The reins are currently in BJP leader and Chief Minister Vasundhara Raje’s hands whose administration will continue to be haunted by the events that have unfolded in the last few months.
Zafar Khan, a local CPI-ML worker and an activist, was allegedly lynched by Pratapgarh civic municipality employees on 16 June after he tried to stop them from photographing women defecating in the open due to lack of domestic or public toilets.
The incident was condoled by Rajasthan’s Chief Minister Vasundhara Raje on Twitter who called Khan’s “demise” extremely unfortunate. She also tagged a tweet of Udaipur’s IGP which states that “scientific evidence doesn’t suggest murder”.
Raje’s choice of words caused much furore as it hinted that the death was not murder. She was bombarded with questions as to why she did not acknowledge that the 55-year-old was lynched.
A Hindustan Times report quoted M Iqbal Siddiqui, media secretary of Muslim advocacy group, Jamat-e-Islam-e-Hind, saying, “The administration is trying to hush it up but the Pratapgarh incident is a communal lynching.”
An Indian Express editorial went on to say that Raje’s remarks had added “insult to the injury”.
What raises more questions is that the fact that Khan’s post-mortem report does not indicate any injury marks on his body and the reason for his death is being cited as “cardio respiratory failure”.
Another shocking incident came into light after a video clip showed a group of men mercilessly thrashing a mentally-challenged woman in Rajasthan’s Nagaur on 13 June.
The woman was forced to say “Allah”, “Jai Shri Ram” and “Jai Hanuman” while she was repeatedly kicked and hit with a rubber pipe as she screamed in pain and called for help.
Puranmal Meena, SHO, Balaji police station, said the suspects beat the woman on the suspicion that she was entering their fields with some ill-intention.
After the video spread on social media, police arrested two people, identified as Prakash Meghwal and Shrawan Meghwal in relation to the case.
The harrowing attack on 55-year-old Pehlu Khan, a dairy farmer who later died, and four others in Alwar district by cow vigilantes was described as “manhandling” by Rajasthan's Home Minister Gulab Chand Kataria during an interview to NDTV early in April.
The vigilantes reportedly accused the men of illegally smuggling cows for slaughter, but they had travelled to Jaipur to purchase milch buffaloes in the hope of increasing milk production during the month of Ramazan.
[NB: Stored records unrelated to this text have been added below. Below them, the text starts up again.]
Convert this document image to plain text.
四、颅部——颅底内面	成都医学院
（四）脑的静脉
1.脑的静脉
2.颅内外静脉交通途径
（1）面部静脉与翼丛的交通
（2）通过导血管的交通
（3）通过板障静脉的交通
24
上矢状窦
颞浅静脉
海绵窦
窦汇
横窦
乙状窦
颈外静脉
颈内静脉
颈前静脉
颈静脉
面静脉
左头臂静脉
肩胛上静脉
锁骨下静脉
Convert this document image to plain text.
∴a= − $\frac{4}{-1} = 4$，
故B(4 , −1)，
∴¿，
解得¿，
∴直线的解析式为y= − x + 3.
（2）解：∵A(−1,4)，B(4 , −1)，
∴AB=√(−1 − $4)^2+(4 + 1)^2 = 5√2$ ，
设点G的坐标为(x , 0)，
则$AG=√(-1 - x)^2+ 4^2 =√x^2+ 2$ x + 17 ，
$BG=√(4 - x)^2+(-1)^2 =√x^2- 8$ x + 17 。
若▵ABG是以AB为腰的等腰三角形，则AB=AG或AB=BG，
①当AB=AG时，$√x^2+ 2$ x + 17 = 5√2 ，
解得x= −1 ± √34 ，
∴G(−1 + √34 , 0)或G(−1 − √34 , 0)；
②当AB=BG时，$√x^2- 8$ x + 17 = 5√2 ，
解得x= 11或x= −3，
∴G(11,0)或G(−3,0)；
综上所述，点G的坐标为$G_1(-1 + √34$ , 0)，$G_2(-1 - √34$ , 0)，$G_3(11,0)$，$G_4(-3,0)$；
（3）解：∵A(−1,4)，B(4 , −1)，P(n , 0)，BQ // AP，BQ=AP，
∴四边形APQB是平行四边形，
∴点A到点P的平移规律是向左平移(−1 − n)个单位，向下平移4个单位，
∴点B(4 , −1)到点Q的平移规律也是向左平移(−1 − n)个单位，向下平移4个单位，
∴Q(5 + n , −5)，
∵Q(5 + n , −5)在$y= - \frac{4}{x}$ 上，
Appu Esthose Suresh, in his article for the Hindustan Times, points out how “vigilantism has gained legitimacy” as it has been encouraged by “public rhetoric”, and “attitude of political leaders”. He adds that it is the preferred system which is considered swift instead of the “legal recourse based on Constitutionalism (which) is long-winded and time-consuming”.
So, who wunnit? Earlier this year, three ministers of Raje's government endorsed a proposal to rewrite history taught at the university level according to which the 1576 Battle of Haldighati was won by Rajput leader Maharana Pratap Singh and not Mughal emperor Akbar.
The plan was sent to the Board of Studies of the University of Rajasthan for critical examination.
Former higher education minister Kalicharan Saraf had told Indian Express:
Four Sikh men were beaten by a mob in Rajgarh village of Ajmer district in April this year. The chilling video emerged on 24 April showing the four men, who were volunteers or sevadars at a gurudwara in Alwar, being dragged out of a car and brutally thrashed.
Reports suggested that the four reached the area to seek money for the gurudwara's langar or free kitchen.
An NDTV report said that a woman felt “she has been hypnotised by them” following which the enraged mob attacked the men and dragged them to the police.
Rajasthan had a unique history of harmony, according to a Hindustan Times report which also laid out past instances.
The current scenario, on the other hand, reflects the opposite.
Under Congress leader and former chief minister Ashok Gehlot’s reign, from 2008 to 2013, 10 Muslims from the Meo community were killed in police firing in Bharatpur’s Gopalgarh in September 2011, said a Hindustan Times report.
The Qalandari mosque in Bhilwara district, that dated back to the 16th century, was demolished in 2012, according to India Today and a Muslim SHO was burnt alive by an irate mob in Sawai Madhopur in March 2011.